4. The use according to any one of claims 1 to 3, wherein the substance comprises a synthetic small molecule, a chemical agent, an antisense oligonucleotide, siRNA, miRNA, ribozyme, polypeptide, protein, preferably wherein the substance is siRNA.

5. The use of claim 3, wherein the substance for knocking out PPM1G gene further comprises a gene editing tool for knocking out PPM1G gene, preferably the gene editing tool comprises Cre-lox recombination technology, zinc finger nuclease technology, transcription activator-like effector nuclease technology, and CRISPR/Cas9 technology, preferably the gene editing tool is CRISPR/Cas9 technology.

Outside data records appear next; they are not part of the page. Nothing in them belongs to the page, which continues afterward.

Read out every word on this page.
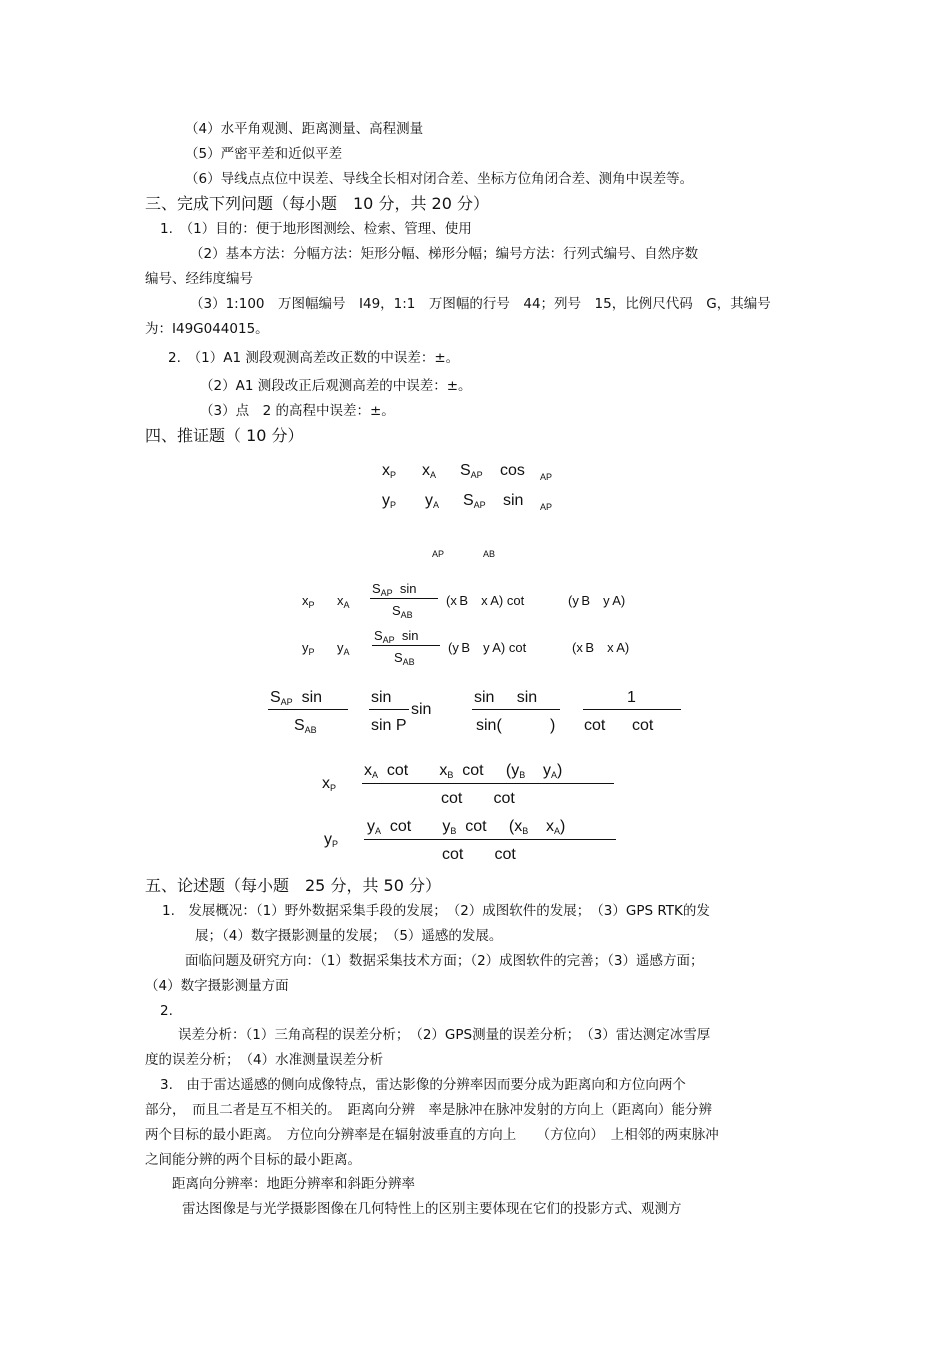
（4）水平角观测、距离测量、高程测量
（5）严密平差和近似平差
（6）导线点点位中误差、导线全长相对闭合差、坐标方位角闭合差、测角中误差等。
三、完成下列问题（每小题　10 分，共 20 分）
1.　（1）目的：便于地形图测绘、检索、管理、使用
（2）基本方法：分幅方法：矩形分幅、梯形分幅；编号方法：行列式编号、自然序数
编号、经纬度编号
（3）1:100　万图幅编号　I49，1:1　万图幅的行号　44；列号　15，比例尺代码　G，其编号
为：I49G044015。
2.　（1）A1 测段观测高差改正数的中误差：±。
（2）A1 测段改正后观测高差的中误差：±。
（3）点　2 的高程中误差：±。
四、推证题（ 10 分）
xP xA SAP cos AP
yP yA SAP sin AP
AP	AB
$x_P$ $x_A$
$S_{AP}$ sin
$S_{AB}$
(x B x A) cot	(y B y A)
$y_P$ $y_A$
$S_{AP}$ sin
$S_{AB}$
(y B y A) cot	(x B x A)
SAP sin
SAB
sin
sin P
sin
sin sin
sin(	)
1
cot cot
xP
xA cot xB cot (yB yA)
cot cot
yP
yA cot yB cot (xB xA)
cot cot
五、论述题（每小题　25 分，共 50 分）
1.　发展概况：（1）野外数据采集手段的发展；　（2）成图软件的发展；　（3）GPS RTK的发
展；（4）数字摄影测量的发展；　（5）遥感的发展。
面临问题及研究方向：（1）数据采集技术方面；（2）成图软件的完善；（3）遥感方面；
（4）数字摄影测量方面
2.
误差分析：（1）三角高程的误差分析；　（2）GPS测量的误差分析；　（3）雷达测定冰雪厚
度的误差分析；　（4）水准测量误差分析
3.　由于雷达遥感的侧向成像特点，雷达影像的分辨率因而要分成为距离向和方位向两个
部分，　而且二者是互不相关的。　距离向分辨　率是脉冲在脉冲发射的方向上（距离向）能分辨
两个目标的最小距离。　方位向分辨率是在辐射波垂直的方向上　　（方位向）　上相邻的两束脉冲
之间能分辨的两个目标的最小距离。
距离向分辨率：地距分辨率和斜距分辨率
雷达图像是与光学摄影图像在几何特性上的区别主要体现在它们的投影方式、观测方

6. The use according to claim 5, wherein the target sequence for specific cleavage of CRISPR/Cas9 technology comprises the sequence shown as SEQ ID No. 5.

7. The use according to claim 1, wherein the medicament further comprises a pharmaceutically acceptable carrier and/or adjuvant, preferably the pharmaceutically acceptable carrier and/or adjuvant comprises a diluent, a binder, a surfactant, a humectant, an adsorption carrier, a lubricant, a filler, a disintegrant.

8. The application of a substance for inhibiting the activity of PPM1G protein or a substance for inhibiting or silencing the expression of PPM1G gene in inhibiting the phosphorylation level of cell p38 in vitro.

9. Use of a reagent for detecting PPM1G expression level in the preparation of a product for diagnosing lung cancer or predicting the prognosis of lung cancer, preferably, the lung cancer comprises non-small cell lung cancer and small cell lung cancer, preferably, the lung cancer is non-small cell lung cancer, preferably, the non-small cell lung cancer comprises squamous cell lung carcinoma, adenocarcinoma lung carcinoma, large cell carcinoma and carcinoid, preferably, the non-small cell lung cancer is adenocarcinoma lung carcinoma;

preferably, the reagents include probes, primers and/or protein binding agents specific for PPM 1G;

preferably, the product comprises a chip, a kit, a test strip or a high-throughput sequencing platform.

10. A method of screening a candidate compound for treatment of lung cancer, said method comprising:

(2) comparing the expression level V1 and the expression level V2 detected in the previous step, thereby determining whether the test compound is a candidate compound for treating lung cancer;

preferably, the lung cancer comprises non-small cell lung cancer and small cell lung cancer, preferably, the lung cancer is non-small cell lung cancer, preferably, the non-small cell lung cancer comprises squamous cell lung cancer, adenocarcinoma lung cancer, large cell lung cancer and carcinoid, preferably, the non-small cell lung cancer is adenocarcinoma lung cancer.